Creio que nunca tinha visto impressa uma declaração destas; de alguém ser vulgar referido como uma boa pessoa. Mais!... Creio que se pedisse a um político, a um jovem universitário, a um empreendedor, a um simples administrativo ou a um operário para classificarem, entre nós, sem ninguém a ouvir, o Sr. Dinis, ouviria coisas como “bêbado”, “falhado”, “desgraçado”, “Zé-ninguém”, “borra-botas”. E por aí fora.
- …
- E, no entanto, e aqui é que está a questão, ele até podia ter sido isso tudo, mas, para além de tudo isso, era uma boa pessoa!

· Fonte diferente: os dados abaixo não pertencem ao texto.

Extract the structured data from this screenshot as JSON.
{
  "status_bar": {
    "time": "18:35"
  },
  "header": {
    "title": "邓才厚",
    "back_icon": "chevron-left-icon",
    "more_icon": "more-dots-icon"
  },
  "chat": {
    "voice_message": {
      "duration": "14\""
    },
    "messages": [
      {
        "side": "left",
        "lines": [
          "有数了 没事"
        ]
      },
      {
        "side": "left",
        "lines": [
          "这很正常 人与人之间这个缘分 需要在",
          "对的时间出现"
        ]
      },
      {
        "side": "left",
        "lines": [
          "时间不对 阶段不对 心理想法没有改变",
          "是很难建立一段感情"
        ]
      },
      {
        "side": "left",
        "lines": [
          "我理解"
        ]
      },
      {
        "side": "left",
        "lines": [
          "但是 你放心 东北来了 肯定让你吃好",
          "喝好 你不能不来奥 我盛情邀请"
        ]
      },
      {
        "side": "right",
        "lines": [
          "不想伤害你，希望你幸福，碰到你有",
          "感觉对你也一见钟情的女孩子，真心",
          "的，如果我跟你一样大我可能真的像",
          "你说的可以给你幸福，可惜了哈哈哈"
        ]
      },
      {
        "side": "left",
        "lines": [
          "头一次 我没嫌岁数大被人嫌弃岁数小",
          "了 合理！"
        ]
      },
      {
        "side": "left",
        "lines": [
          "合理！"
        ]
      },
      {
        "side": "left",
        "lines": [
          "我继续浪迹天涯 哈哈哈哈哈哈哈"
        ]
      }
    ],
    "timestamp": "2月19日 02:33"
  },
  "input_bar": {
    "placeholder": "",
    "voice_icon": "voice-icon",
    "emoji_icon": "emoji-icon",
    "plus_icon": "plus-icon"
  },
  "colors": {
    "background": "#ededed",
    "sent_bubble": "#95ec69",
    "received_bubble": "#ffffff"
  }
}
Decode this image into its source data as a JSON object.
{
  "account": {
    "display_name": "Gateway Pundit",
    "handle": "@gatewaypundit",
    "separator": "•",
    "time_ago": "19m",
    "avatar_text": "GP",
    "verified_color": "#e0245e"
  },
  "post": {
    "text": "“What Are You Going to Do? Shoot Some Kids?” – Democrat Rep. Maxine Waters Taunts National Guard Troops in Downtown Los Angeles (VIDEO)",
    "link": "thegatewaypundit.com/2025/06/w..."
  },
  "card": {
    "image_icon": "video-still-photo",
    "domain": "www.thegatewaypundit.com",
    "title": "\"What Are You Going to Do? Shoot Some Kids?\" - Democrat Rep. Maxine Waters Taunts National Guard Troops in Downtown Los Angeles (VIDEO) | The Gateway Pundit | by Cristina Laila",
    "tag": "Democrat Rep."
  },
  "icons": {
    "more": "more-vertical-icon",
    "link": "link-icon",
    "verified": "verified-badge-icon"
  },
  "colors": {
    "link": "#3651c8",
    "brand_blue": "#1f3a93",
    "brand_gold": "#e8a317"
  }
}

E quanto a mim, isso conta mais que o resto. Ou melhor, isso é o que verdadeiramente conta.
- …
- O resto é obra da crueldade, da leviandade e da mesquinhez humana, que julga pela rama sem descortinar aquilo que é central e importante.
Cristo trocou um olhar com o S.Pedro. Depois olhou para mim, pensativamente. Voltou a fixar o santo e disse:
- Pedro, siga p’ra bingo. Manda lá este bem intencionado à Terra.
Despedi-me, enquanto os dois comentavam a paixão do grande Cristiano pela pesca. Afastei-me devagarinho para continuar a aperceber-me do diálogo dos dois e, às tantas, o Filho de Deus disse:
- Pedro organiza lá as coisas de molde a que não aconteça a este lunático o que me aconteceu a mim há dois mil anos. E já agora, quem achas que é melhor, o Ronaldo ou Messi?…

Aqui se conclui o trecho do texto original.